W. s'avérera sympa, mais sans plus. Serais-je blasée ? Les mall ont-ils fait de moi une vilaine shoppeuse de rien ? Après ces cinq années, j'ai un peu de mal a m'extasier devant les petites choses du cru, la finesse du point ou les odeurs entêtantes de la bouffetance locale ( un peu ras le bol des senteurs de cinnamon, de pumpkin & Co que tu peux respirer des l'ouverture de la porte-a-clochette. Ça me fout la gerbe et me colle des plaques a l'appendice nasal ), le pur texan glisse sur moi. Ce qui me faisait un effet Waou-génial les premières années me laisse pensive voir perplexe. Mes achats d'apprentie cow-girl achetés compulsivement dans une sorte de transe frénétique ont gentiment été remises dans un carton. Oui je sais. Il y a peu je rêvais encore d'un footstool en peau de vache.
Quelle belle facilite d'adaptation me direz-vous.
Soit. Je me caméléone avec aisance.
Bref, une petite trentaine de maisonnettes mises en boutiques. De l'artisanat, des sculptures surprenantes de bêtes en tôles rouillées et pleines de moustaches, plutôt amusantes, de la décoration de Noël, de la fringue tres moche, du vintage, de la brocante et un peu de bouffe, tout ça dans la grande rue du village.
Allez, j'avoue, j'aurais pu investir dans la couronne de piments rouges a prendre sur ma porte d'entrée, si je n'en avais pas mise une ra-vi-ss-ante en forme de coeur. Rassurez vous, j'ai quand même acheté ma merdouille texane que je collerais dans la babouche de H. Ça vous donne une idée de mon état mental de pauv' fille incapable de se maîtriser.
Jolie surprise de fin de journée quand je suis entrée dans cette petite bicoque qui se trouve un peu en retrait.
Chaque pièce est aménagée selon son utilité. Ainsi, tu te promènes du salon a la chambre a coucher, en passant par la cuisine et redécouvre les objets d'antan, les habits que tu aurais pu trouver chez tes grand-parents période après-guerre. Du déjà-vu mais la mise en scène est naturelle, il fait chaud, ça ne pue pas et la musique est française, on est bien. Dans la chambre du fond, aux cotes des bibis de ma grand-mère, un chapeau de toréador. Un vrai de vrai, tout rond avec les cotes en forme de macarons ( tiens pendant que j'y pense, djellaba-girl-au-bas-de-survet-rose, avec ton casque sur les oreilles tu ressemblais a Princesse Leila ). Noir et rendu de satin rouge sang dessous. Je le prends, le retourne. Le prix est dérisoire, 8 ou 10 barquettes de framboises ou une douzaine d'huitres a se faire livrer par internet.

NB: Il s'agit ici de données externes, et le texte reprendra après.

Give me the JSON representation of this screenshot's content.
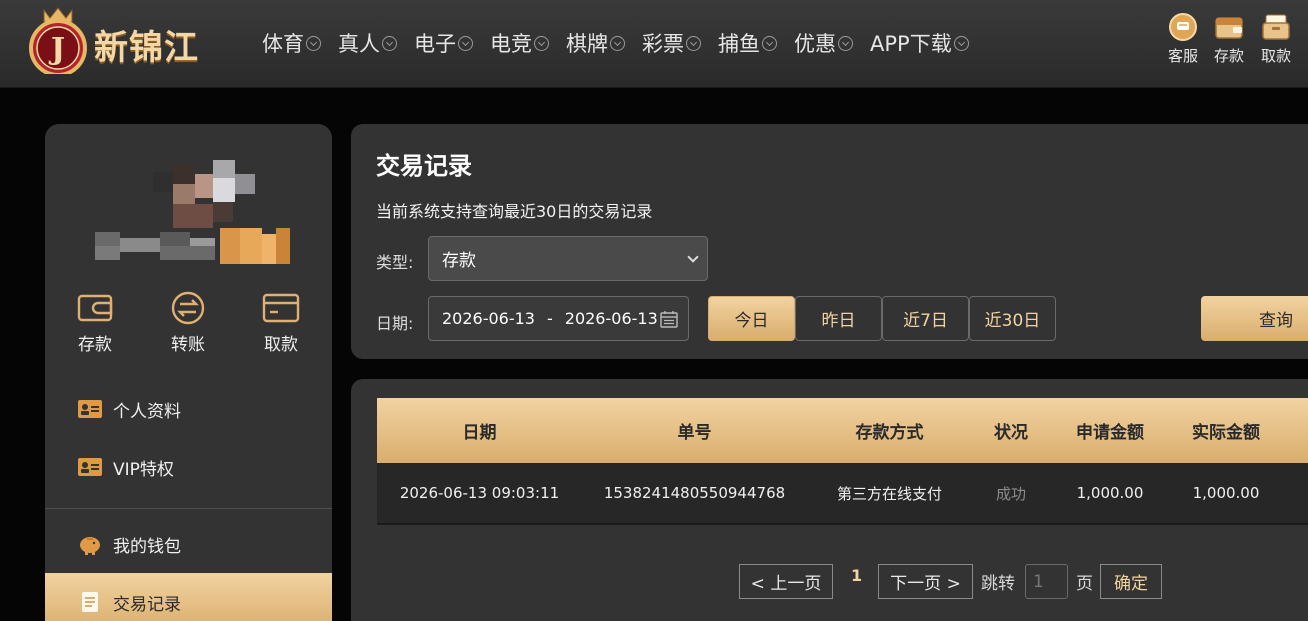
{
  "brand": {
    "name": "新锦江",
    "emblem_letter": "J"
  },
  "nav": [
    {
      "label": "体育"
    },
    {
      "label": "真人"
    },
    {
      "label": "电子"
    },
    {
      "label": "电竞"
    },
    {
      "label": "棋牌"
    },
    {
      "label": "彩票"
    },
    {
      "label": "捕鱼"
    },
    {
      "label": "优惠"
    },
    {
      "label": "APP下载"
    }
  ],
  "quick": {
    "service": "客服",
    "deposit": "存款",
    "withdraw": "取款"
  },
  "sidebar": {
    "actions": {
      "deposit": "存款",
      "transfer": "转账",
      "withdraw": "取款"
    },
    "items": [
      {
        "label": "个人资料"
      },
      {
        "label": "VIP特权"
      },
      {
        "label": "我的钱包"
      },
      {
        "label": "交易记录"
      }
    ]
  },
  "filter": {
    "title": "交易记录",
    "subtitle": "当前系统支持查询最近30日的交易记录",
    "type_label": "类型:",
    "type_value": "存款",
    "date_label": "日期:",
    "date_from": "2026-06-13",
    "date_sep": "-",
    "date_to": "2026-06-13",
    "quick": [
      "今日",
      "昨日",
      "近7日",
      "近30日"
    ],
    "search": "查询"
  },
  "table": {
    "headers": [
      "日期",
      "单号",
      "存款方式",
      "状况",
      "申请金额",
      "实际金额"
    ],
    "rows": [
      [
        "2026-06-13 09:03:11",
        "1538241480550944768",
        "第三方在线支付",
        "成功",
        "1,000.00",
        "1,000.00"
      ]
    ]
  },
  "pager": {
    "prev": "< 上一页",
    "current": "1",
    "next": "下一页 >",
    "jump": "跳转",
    "jump_value": "1",
    "page_unit": "页",
    "confirm": "确定"
  },
  "colors": {
    "gold_light": "#f2d3a1",
    "gold_dark": "#d9ad6d",
    "panel": "#333333"
  }
}
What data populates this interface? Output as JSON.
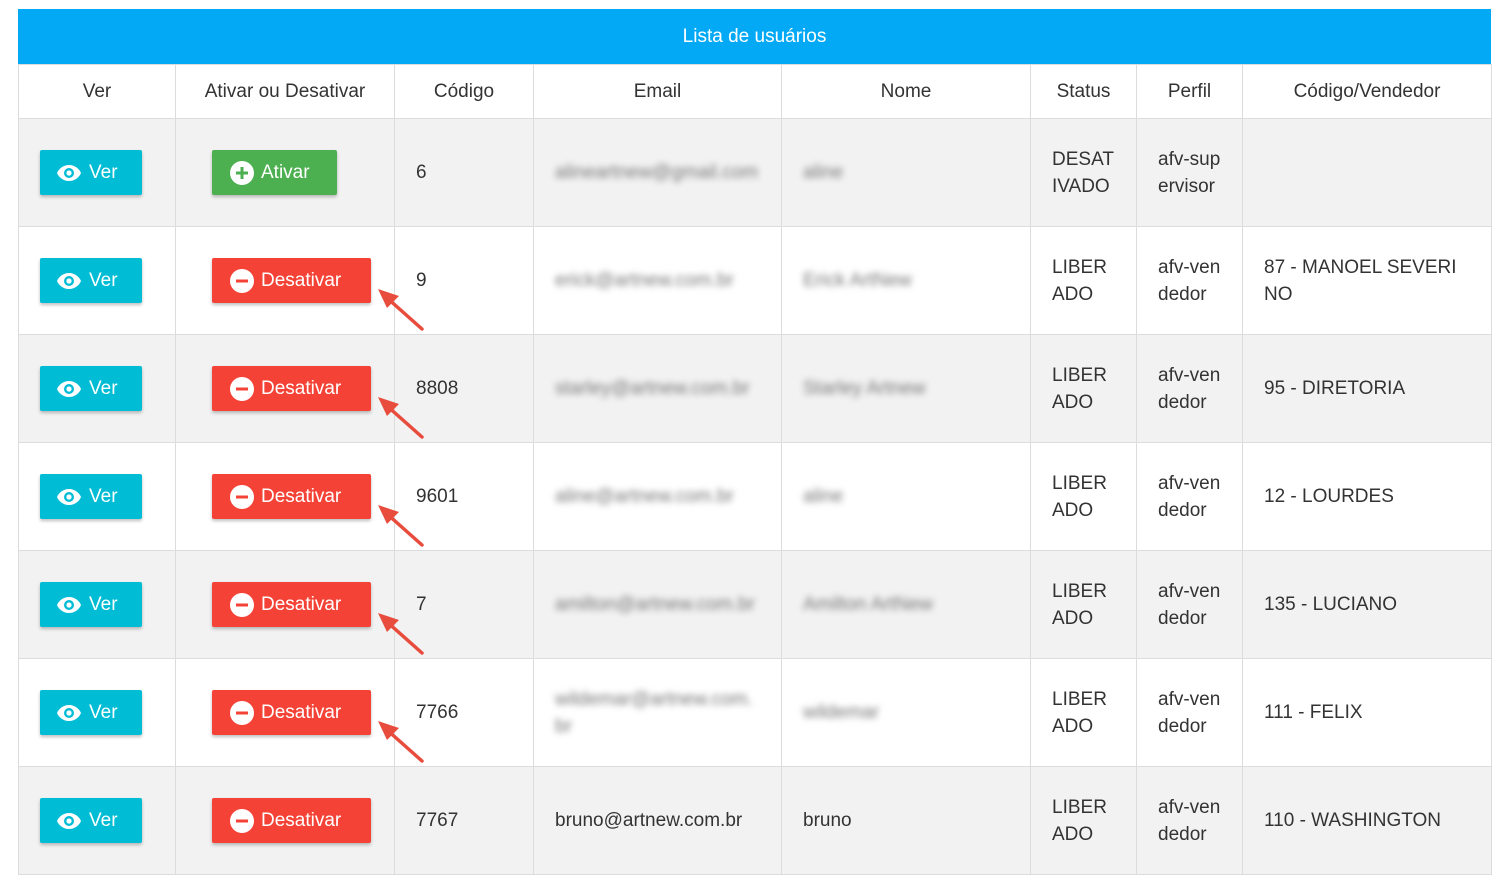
{
  "panel": {
    "title": "Lista de usuários"
  },
  "colors": {
    "header": "#03a9f4",
    "ver_button": "#00bcd4",
    "ativar_button": "#4caf50",
    "desativar_button": "#f44336",
    "annotation_arrow": "#e84c3d"
  },
  "table": {
    "columns": [
      "Ver",
      "Ativar ou Desativar",
      "Código",
      "Email",
      "Nome",
      "Status",
      "Perfil",
      "Código/Vendedor"
    ],
    "rows": [
      {
        "ver_label": "Ver",
        "action_label": "Ativar",
        "action_type": "ativar",
        "codigo": "6",
        "email": "alineartnew@gmail.com",
        "nome": "aline",
        "status": "DESATIVADO",
        "perfil": "afv-supervisor",
        "vendedor": ""
      },
      {
        "ver_label": "Ver",
        "action_label": "Desativar",
        "action_type": "desativar",
        "codigo": "9",
        "email": "erick@artnew.com.br",
        "nome": "Erick ArtNew",
        "status": "LIBERADO",
        "perfil": "afv-vendedor",
        "vendedor": "87 - MANOEL SEVERINO"
      },
      {
        "ver_label": "Ver",
        "action_label": "Desativar",
        "action_type": "desativar",
        "codigo": "8808",
        "email": "starley@artnew.com.br",
        "nome": "Starley Artnew",
        "status": "LIBERADO",
        "perfil": "afv-vendedor",
        "vendedor": "95 - DIRETORIA"
      },
      {
        "ver_label": "Ver",
        "action_label": "Desativar",
        "action_type": "desativar",
        "codigo": "9601",
        "email": "aline@artnew.com.br",
        "nome": "aline",
        "status": "LIBERADO",
        "perfil": "afv-vendedor",
        "vendedor": "12 - LOURDES"
      },
      {
        "ver_label": "Ver",
        "action_label": "Desativar",
        "action_type": "desativar",
        "codigo": "7",
        "email": "amilton@artnew.com.br",
        "nome": "Amilton ArtNew",
        "status": "LIBERADO",
        "perfil": "afv-vendedor",
        "vendedor": "135 - LUCIANO"
      },
      {
        "ver_label": "Ver",
        "action_label": "Desativar",
        "action_type": "desativar",
        "codigo": "7766",
        "email": "wildemar@artnew.com.br",
        "nome": "wildemar",
        "status": "LIBERADO",
        "perfil": "afv-vendedor",
        "vendedor": "111 - FELIX"
      },
      {
        "ver_label": "Ver",
        "action_label": "Desativar",
        "action_type": "desativar",
        "codigo": "7767",
        "email": "bruno@artnew.com.br",
        "nome": "bruno",
        "status": "LIBERADO",
        "perfil": "afv-vendedor",
        "vendedor": "110 - WASHINGTON"
      }
    ]
  }
}
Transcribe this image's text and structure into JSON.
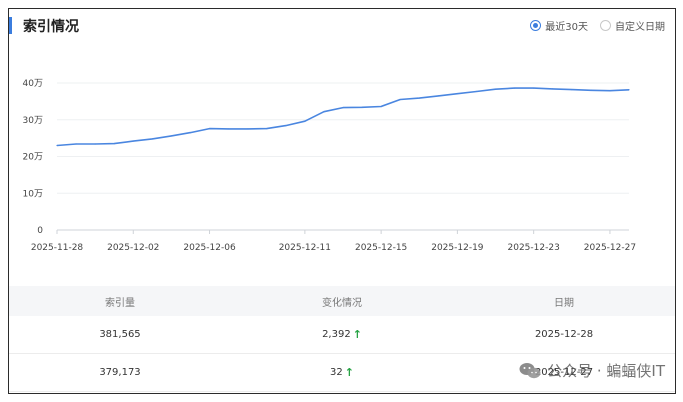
{
  "header": {
    "title": "索引情况",
    "range_options": [
      {
        "label": "最近30天",
        "selected": true
      },
      {
        "label": "自定义日期",
        "selected": false
      }
    ]
  },
  "colors": {
    "accent": "#3b7dde",
    "line": "#4a86e0",
    "up": "#27a344"
  },
  "chart_data": {
    "type": "line",
    "title": "",
    "xlabel": "",
    "ylabel": "",
    "ylim": [
      0,
      400000
    ],
    "y_ticks": [
      {
        "value": 0,
        "label": "0"
      },
      {
        "value": 100000,
        "label": "10万"
      },
      {
        "value": 200000,
        "label": "20万"
      },
      {
        "value": 300000,
        "label": "30万"
      },
      {
        "value": 400000,
        "label": "40万"
      }
    ],
    "x_ticks": [
      "2025-11-28",
      "2025-12-02",
      "2025-12-06",
      "2025-12-11",
      "2025-12-15",
      "2025-12-19",
      "2025-12-23",
      "2025-12-27"
    ],
    "x": [
      "2025-11-28",
      "2025-11-29",
      "2025-11-30",
      "2025-12-01",
      "2025-12-02",
      "2025-12-03",
      "2025-12-04",
      "2025-12-05",
      "2025-12-06",
      "2025-12-07",
      "2025-12-08",
      "2025-12-09",
      "2025-12-10",
      "2025-12-11",
      "2025-12-12",
      "2025-12-13",
      "2025-12-14",
      "2025-12-15",
      "2025-12-16",
      "2025-12-17",
      "2025-12-18",
      "2025-12-19",
      "2025-12-20",
      "2025-12-21",
      "2025-12-22",
      "2025-12-23",
      "2025-12-24",
      "2025-12-25",
      "2025-12-26",
      "2025-12-27",
      "2025-12-28"
    ],
    "grid": true,
    "series": [
      {
        "name": "",
        "values": [
          230000,
          234000,
          234000,
          235000,
          242000,
          248000,
          256000,
          265000,
          276000,
          275000,
          275000,
          276000,
          284000,
          296000,
          322000,
          333000,
          334000,
          336000,
          355000,
          359000,
          365000,
          371000,
          377000,
          383000,
          386000,
          386000,
          384000,
          382000,
          380000,
          379173,
          381565
        ]
      }
    ]
  },
  "table": {
    "headers": [
      "索引量",
      "变化情况",
      "日期"
    ],
    "rows": [
      {
        "count": "381,565",
        "change": "2,392",
        "date": "2025-12-28"
      },
      {
        "count": "379,173",
        "change": "32",
        "date": "2025-12-27"
      }
    ]
  },
  "watermark": {
    "icon": "wechat-icon",
    "text": "公众号 · 蝙蝠侠IT"
  }
}
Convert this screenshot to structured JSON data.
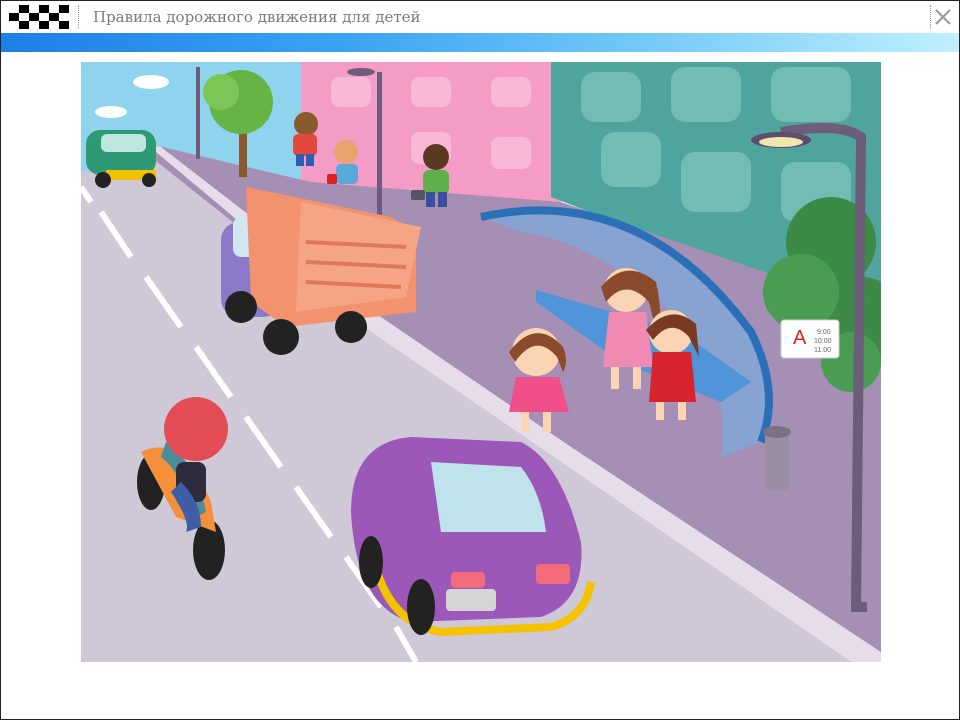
{
  "window": {
    "title": "Правила дорожного движения для детей",
    "logo_icon": "checkered-flag-icon",
    "close_icon": "close-icon"
  },
  "colors": {
    "title_text": "#7a7a7a",
    "bar_start": "#1e7fe6",
    "bar_end": "#bff0ff",
    "sky": "#8fd4ee",
    "road": "#cfc8d6",
    "sidewalk": "#a58fb5",
    "pink_building": "#f49cc6",
    "teal_building": "#4fa59e",
    "purple_car": "#9c58b8",
    "green_car": "#2e9a75"
  },
  "scene": {
    "bus_stop_sign": {
      "letter": "А",
      "times": [
        "9:00",
        "10:00",
        "11:00"
      ]
    }
  }
}
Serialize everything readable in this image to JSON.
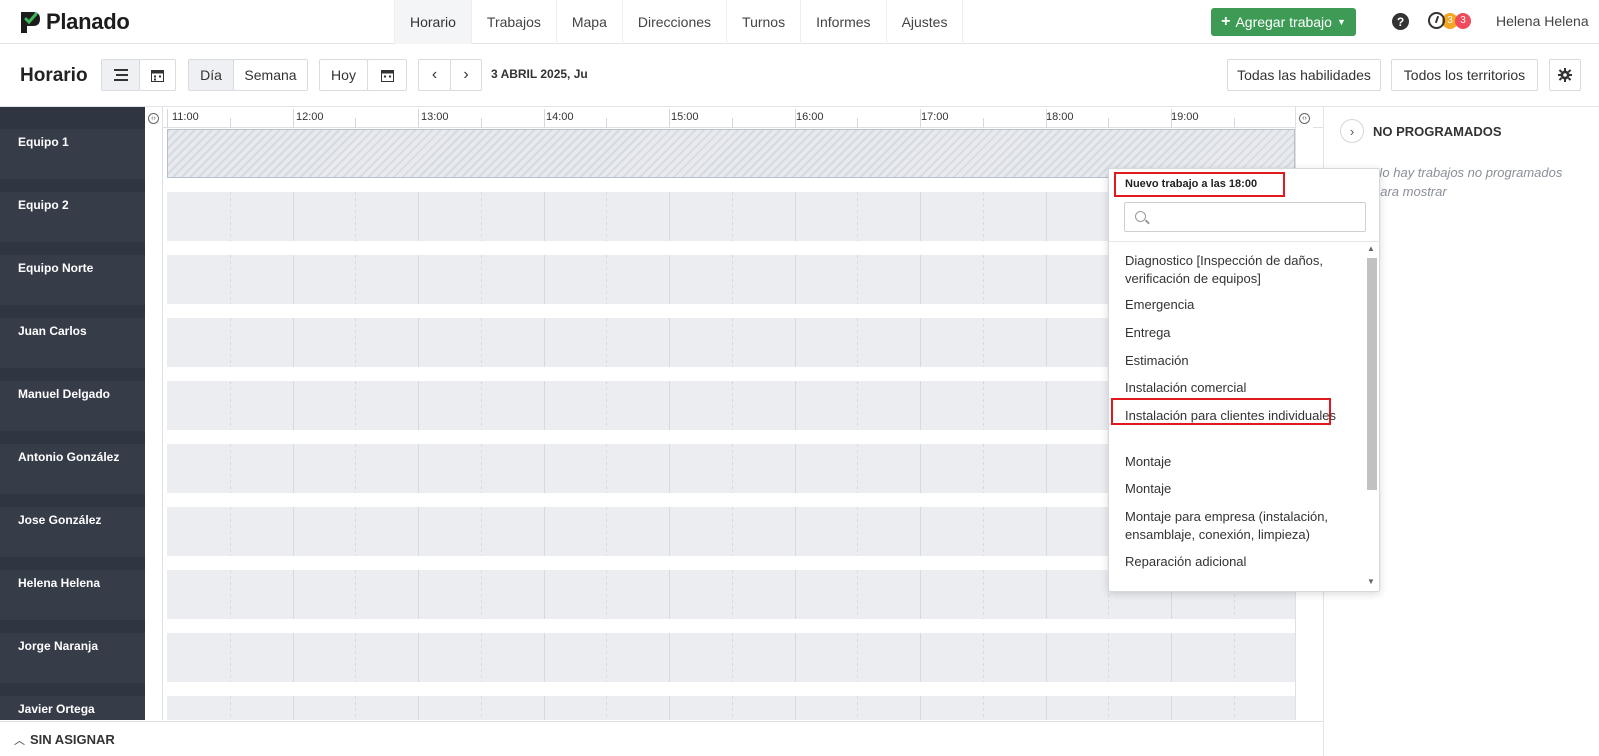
{
  "app": {
    "name": "Planado"
  },
  "nav": {
    "tabs": [
      "Horario",
      "Trabajos",
      "Mapa",
      "Direcciones",
      "Turnos",
      "Informes",
      "Ajustes"
    ],
    "active": "Horario",
    "add_job": "Agregar trabajo",
    "help": "?",
    "badges": [
      "3",
      "3"
    ],
    "user": "Helena Helena"
  },
  "toolbar": {
    "title": "Horario",
    "view_day": "Día",
    "view_week": "Semana",
    "today": "Hoy",
    "date": "3 ABRIL 2025, Ju",
    "skills": "Todas las habilidades",
    "territories": "Todos los territorios"
  },
  "timeline": {
    "hours": [
      "11:00",
      "12:00",
      "13:00",
      "14:00",
      "15:00",
      "16:00",
      "17:00",
      "18:00",
      "19:00"
    ]
  },
  "resources": [
    "Equipo 1",
    "Equipo 2",
    "Equipo Norte",
    "Juan Carlos",
    "Manuel Delgado",
    "Antonio González",
    "Jose González",
    "Helena Helena",
    "Jorge Naranja",
    "Javier Ortega"
  ],
  "right_panel": {
    "title": "NO PROGRAMADOS",
    "empty": "No hay trabajos no programados para mostrar"
  },
  "bottom": {
    "label": "SIN ASIGNAR"
  },
  "popup": {
    "title": "Nuevo trabajo a las 18:00",
    "search_placeholder": "",
    "options": [
      "Diagnostico [Inspección de daños, verificación de equipos]",
      "Emergencia",
      "Entrega",
      "Estimación",
      "Instalación comercial",
      "Instalación para clientes individuales",
      "Montaje",
      "Montaje",
      "Montaje para empresa (instalación, ensamblaje, conexión, limpieza)",
      "Reparación adicional"
    ],
    "highlighted": "Entrega"
  },
  "colors": {
    "accent_green": "#3d9b56",
    "highlight_red": "#e0191f",
    "sidebar": "#2f3541"
  }
}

J'hésite, je me tâte et pour une rare fois m'interroge sur l'intérêt de l'achat. Genre je fais la blonde a l'envers. SOUPIRS de folie.
Mais quelle coonnnnnnnneeeeeeeeee. Je ne l'ai pas pris. Je-ne-l'ai-pas-pris. JE NE L'AI PAS PRIS.
Et me voila depuis, hantée par cet objet.
Ça vous arrive ce genre de bête hésitation ??? Je ne cause pas ici de bottes ou de sacs a main car ça peut aussi arriver, la c'est bien plus grave, objet unique dans un endroit unique. J'en suis malade.
Bon ici Blabla neuve de 37 ans et toujours insomniaque.